Archive for the ‘HSPA’ Tag

The 3G-4G confusion..

I’ve been hearing this confusion for many days, and decided this needs to be addressed.

What’s this 3G/4G that we keep hearing about everywhere, what does that mean to me??

The main reason for the confusion is the completely illogical and confusing naming convention and ‘branding’ (it sounds almost dirty) used by all the telcos and manufacturers.

Let’s go back to the basics..

1G. When mobile telecommunication started off, it was analogue. All communication between the phone and the tower was just a analogue modulated signal of the speech. This is called 1G. The standards used during these times were, NMT · AMPS · ETACS etc.

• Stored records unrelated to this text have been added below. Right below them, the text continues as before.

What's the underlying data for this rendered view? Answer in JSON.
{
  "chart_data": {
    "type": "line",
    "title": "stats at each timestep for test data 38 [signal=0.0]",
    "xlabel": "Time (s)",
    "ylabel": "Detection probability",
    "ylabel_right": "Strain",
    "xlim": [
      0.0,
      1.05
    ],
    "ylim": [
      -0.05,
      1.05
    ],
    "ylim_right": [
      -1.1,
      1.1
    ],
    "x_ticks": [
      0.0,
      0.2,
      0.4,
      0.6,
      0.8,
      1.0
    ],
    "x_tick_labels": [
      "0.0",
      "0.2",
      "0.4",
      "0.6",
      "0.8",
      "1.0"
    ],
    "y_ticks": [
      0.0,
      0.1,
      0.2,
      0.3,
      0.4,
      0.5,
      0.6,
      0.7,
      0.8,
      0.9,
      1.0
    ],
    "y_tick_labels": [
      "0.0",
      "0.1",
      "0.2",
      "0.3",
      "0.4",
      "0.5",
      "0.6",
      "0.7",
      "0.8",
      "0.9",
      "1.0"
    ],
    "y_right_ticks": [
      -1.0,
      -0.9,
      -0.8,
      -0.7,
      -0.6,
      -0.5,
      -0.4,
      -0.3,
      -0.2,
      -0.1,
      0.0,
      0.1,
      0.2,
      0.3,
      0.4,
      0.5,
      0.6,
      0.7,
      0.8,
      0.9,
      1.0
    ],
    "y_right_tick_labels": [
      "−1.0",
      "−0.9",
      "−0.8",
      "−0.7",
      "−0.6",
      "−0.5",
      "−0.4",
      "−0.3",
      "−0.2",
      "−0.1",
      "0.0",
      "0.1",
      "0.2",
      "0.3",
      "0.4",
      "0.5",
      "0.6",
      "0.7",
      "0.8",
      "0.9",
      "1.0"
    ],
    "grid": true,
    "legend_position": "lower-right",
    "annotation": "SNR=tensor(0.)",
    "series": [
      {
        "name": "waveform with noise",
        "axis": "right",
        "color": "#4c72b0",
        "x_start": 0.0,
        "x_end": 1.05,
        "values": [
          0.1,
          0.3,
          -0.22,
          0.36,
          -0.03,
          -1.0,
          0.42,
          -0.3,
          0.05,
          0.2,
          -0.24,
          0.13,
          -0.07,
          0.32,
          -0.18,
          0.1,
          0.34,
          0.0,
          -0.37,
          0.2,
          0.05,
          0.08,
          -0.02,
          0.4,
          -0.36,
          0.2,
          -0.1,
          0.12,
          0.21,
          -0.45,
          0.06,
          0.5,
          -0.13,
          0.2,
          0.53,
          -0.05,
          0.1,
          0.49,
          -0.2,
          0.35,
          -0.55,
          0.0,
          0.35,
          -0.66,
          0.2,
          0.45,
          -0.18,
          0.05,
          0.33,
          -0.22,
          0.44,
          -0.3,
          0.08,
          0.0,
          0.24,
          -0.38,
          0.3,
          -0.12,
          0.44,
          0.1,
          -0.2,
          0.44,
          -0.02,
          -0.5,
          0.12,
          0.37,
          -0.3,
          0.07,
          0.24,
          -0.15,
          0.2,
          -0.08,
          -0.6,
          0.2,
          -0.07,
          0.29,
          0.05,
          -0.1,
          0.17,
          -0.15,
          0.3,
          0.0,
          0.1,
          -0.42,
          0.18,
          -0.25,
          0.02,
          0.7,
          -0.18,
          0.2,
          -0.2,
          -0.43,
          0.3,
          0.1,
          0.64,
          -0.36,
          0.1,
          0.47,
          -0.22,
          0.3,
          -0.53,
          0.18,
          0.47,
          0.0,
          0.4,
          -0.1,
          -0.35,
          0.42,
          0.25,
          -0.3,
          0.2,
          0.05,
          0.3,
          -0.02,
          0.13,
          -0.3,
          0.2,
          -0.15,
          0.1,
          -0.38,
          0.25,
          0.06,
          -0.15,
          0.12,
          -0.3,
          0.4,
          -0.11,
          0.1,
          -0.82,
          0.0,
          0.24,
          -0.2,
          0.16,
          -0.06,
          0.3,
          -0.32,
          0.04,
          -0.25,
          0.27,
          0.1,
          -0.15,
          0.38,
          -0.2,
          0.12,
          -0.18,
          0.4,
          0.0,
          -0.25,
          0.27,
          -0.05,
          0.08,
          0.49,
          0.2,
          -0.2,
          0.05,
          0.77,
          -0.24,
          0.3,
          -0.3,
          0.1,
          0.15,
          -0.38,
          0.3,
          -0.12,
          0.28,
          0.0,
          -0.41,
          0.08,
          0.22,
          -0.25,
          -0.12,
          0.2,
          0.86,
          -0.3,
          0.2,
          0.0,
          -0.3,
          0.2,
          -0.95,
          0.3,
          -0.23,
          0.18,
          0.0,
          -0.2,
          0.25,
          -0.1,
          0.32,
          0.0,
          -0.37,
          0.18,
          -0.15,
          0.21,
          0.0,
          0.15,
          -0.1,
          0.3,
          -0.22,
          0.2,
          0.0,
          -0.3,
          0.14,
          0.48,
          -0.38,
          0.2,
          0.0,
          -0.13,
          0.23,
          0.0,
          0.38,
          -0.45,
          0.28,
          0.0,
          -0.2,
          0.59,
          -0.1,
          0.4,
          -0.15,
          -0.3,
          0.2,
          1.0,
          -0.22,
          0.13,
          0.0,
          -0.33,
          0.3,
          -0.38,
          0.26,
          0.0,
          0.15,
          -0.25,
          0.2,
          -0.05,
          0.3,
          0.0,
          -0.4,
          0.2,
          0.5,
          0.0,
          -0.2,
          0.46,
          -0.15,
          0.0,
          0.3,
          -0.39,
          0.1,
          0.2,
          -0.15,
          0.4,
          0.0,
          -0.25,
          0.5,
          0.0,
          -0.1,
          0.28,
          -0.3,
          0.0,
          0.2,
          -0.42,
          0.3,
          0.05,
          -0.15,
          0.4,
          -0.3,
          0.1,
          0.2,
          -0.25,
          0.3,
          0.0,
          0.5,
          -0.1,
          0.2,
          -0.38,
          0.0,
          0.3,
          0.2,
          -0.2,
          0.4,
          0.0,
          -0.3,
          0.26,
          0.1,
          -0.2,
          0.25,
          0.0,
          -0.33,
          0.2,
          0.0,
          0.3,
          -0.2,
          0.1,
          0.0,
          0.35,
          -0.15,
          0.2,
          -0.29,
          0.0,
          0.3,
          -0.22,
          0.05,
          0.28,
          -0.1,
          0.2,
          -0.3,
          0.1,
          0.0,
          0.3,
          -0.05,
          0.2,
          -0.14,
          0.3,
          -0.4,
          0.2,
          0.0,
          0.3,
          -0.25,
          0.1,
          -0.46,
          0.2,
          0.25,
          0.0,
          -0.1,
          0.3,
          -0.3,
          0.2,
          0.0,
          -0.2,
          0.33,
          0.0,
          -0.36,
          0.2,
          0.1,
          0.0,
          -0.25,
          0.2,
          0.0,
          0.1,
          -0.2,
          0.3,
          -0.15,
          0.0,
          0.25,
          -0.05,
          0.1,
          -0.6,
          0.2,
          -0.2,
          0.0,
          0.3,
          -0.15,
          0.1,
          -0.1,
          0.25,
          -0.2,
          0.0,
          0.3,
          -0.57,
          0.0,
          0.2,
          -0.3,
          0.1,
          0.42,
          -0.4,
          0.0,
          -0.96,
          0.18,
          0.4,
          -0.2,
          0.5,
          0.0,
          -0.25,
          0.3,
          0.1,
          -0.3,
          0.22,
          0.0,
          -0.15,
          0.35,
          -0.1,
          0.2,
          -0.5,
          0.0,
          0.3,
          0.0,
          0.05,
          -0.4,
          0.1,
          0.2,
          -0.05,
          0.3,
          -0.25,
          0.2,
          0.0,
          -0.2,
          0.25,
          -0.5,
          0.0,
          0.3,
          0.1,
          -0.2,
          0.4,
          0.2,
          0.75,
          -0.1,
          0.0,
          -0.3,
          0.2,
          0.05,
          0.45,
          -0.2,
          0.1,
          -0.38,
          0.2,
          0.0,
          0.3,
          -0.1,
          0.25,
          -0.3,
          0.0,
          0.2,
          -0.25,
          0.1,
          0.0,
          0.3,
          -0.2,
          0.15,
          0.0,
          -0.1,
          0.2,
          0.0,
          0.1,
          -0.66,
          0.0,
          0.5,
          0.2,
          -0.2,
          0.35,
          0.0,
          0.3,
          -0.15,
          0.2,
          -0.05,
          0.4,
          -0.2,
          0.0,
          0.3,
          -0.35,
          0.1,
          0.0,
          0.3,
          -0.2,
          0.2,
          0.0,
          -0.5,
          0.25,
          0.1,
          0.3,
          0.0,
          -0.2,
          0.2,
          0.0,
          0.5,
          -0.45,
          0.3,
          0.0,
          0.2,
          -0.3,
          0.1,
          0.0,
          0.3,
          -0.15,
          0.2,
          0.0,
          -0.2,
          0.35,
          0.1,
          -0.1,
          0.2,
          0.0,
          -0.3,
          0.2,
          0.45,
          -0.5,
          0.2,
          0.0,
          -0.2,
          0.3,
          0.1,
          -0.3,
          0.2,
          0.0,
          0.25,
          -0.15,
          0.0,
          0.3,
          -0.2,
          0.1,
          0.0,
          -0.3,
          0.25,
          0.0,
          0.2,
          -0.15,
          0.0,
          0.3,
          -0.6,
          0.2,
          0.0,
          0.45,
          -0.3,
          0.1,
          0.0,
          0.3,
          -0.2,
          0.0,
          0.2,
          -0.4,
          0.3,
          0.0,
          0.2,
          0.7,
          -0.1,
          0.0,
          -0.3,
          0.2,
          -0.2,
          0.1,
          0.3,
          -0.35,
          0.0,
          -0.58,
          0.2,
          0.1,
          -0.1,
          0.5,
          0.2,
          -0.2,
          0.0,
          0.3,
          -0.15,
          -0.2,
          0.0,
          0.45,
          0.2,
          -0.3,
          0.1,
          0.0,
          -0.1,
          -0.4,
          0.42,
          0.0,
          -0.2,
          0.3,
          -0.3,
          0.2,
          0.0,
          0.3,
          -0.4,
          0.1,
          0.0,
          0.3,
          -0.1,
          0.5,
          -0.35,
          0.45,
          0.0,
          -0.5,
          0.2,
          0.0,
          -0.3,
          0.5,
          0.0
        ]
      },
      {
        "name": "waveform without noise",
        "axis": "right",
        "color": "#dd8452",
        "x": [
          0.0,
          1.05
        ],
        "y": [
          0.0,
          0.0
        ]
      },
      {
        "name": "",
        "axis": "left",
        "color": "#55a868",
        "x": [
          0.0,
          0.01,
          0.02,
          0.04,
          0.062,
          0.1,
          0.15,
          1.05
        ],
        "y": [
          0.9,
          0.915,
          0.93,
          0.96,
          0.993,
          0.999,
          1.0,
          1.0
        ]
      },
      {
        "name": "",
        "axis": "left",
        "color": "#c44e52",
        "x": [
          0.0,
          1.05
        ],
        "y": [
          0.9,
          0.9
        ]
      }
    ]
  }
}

2G. With the digital age, this communication also became digital. The voice was digitized and transmitted to the tower as a stream of ‘1’s and ‘0’s .The main advantages of the 2G systems were that they were encrypted (kinda) so you couldn’t listen to other people’s conversations by just catching their signals using an antenna. The digital systems were more efficient (allowed more people to talk at the same time), and they were extensible (we’ll come back to this). Some of the famous 2G standards are GSM, CDMA(IS-95), iDEN. GSM was a part of a standards group called 3GPP and CDMA was part of something called 3GPP2 (Yes, I know it’s not exactly this, but this makes it easier.)

Since they were digital, many of these standards also allowed other digital data to be sent over these mechanism. That’s how they started to send SMS over these networks. That was 2G.

2.5G. A ‘half-step’ towards the next generation wireless telecommunication standards was the more generalized data-network (not restricted to SMS, etc). This brought GPRS (on 3GPP side) and CDMA2000 1xRTT(on 3GPP2 side), which are both data standards for 2G based networks.

2.75G. The 3GPP side decide to improve the data standards on their side of the ground by introducing EDGE (Enhanced Data rates for GSM Evolution). This improved the data rates and speeds of the existing GPRS networks.

3G. This was the 3rd iteration of the mobile telecommunication standards. Now this is where it get’s messy. To have any standard qualify to be ‘3G’, it had to pass some regulations set by the ITU (International Telecommunication Union). But that’s ofcourse not how the telco advertise it.

So both the groups evolved their standards to quality for the new requirements. the 3GPP side came up with UMTS(W-CDMA). The W-CDMA here refers to the technology used, nothing to do with the CDMA standard from 2G. And the 3GPP2 side came up with CDMA2000 1xEV-DO, widely known as EV-DO.

3.5G Ofcourse, we can’t stop at 3G, so there was enhancement to the standards. The 3GPP moved to HSPA(HSDPA and HSUPA), while 3GPP2 side went with EV-DO RevA. These were mainly just speed bumps. Confused?? The guys at commandN did a nice table for everything until 3.5G.

3.75G We can’t stop here either. Even more speed 3GPP – HSPA+ ; 3GPP2 – EV-DO RevB.

3.9G (pre-4G) Now this is where the fun starts, ITU has come up with requirements for 4G. However, the two main standards (WiMAX and LTE) gunning for this can’t make it as of their current versions. But since everyone wants them to be commercialized and available, they decided to release the current versions.

WiMAX is an IEEE standard. The current version IEEE 802.16e-2005 can’t be officially called 3G, but it’s just one step before the next version IEEE 802.16m which should be called 4G.

LTE (Long Term Evolution) is the 3GPP groups version of next generation standard. Once again it can’t perform to the requirements of ITU and hence it’s considered 3.9G. The next version LTE-Advanced should be called 4G.

So what does it mean to you??

1. Anyone selling you anything which is ‘4G’ is fooling you.. None of the 4G standards are matured and surely none have been commercialized. But, many telcos are bringing out LTE and WiMAX 802.16e and touting it to be ‘4G’. Or ‘4G-ready’. It’s not true.

2. You will have to change hardware. Yes. None of these technologies are interoperable. Just like GSM/CDMA, the phones and modes supporting these standards will be completely different (might even have very different mechanisms of authentications, for eg, SIM card). And most of the devices you have now that can do 3.5G/3.75G won’t be able to support 3.9G, but the reverse might be possible.

3. Faster mobile telephony coming soon. Yup! This is a given, going forward we’ll surely be seeing more and more devices supporting these new standards. Be careful what you buy. While most will support the fastest networks available currently, you don’t want to be left behind when the next changes comes.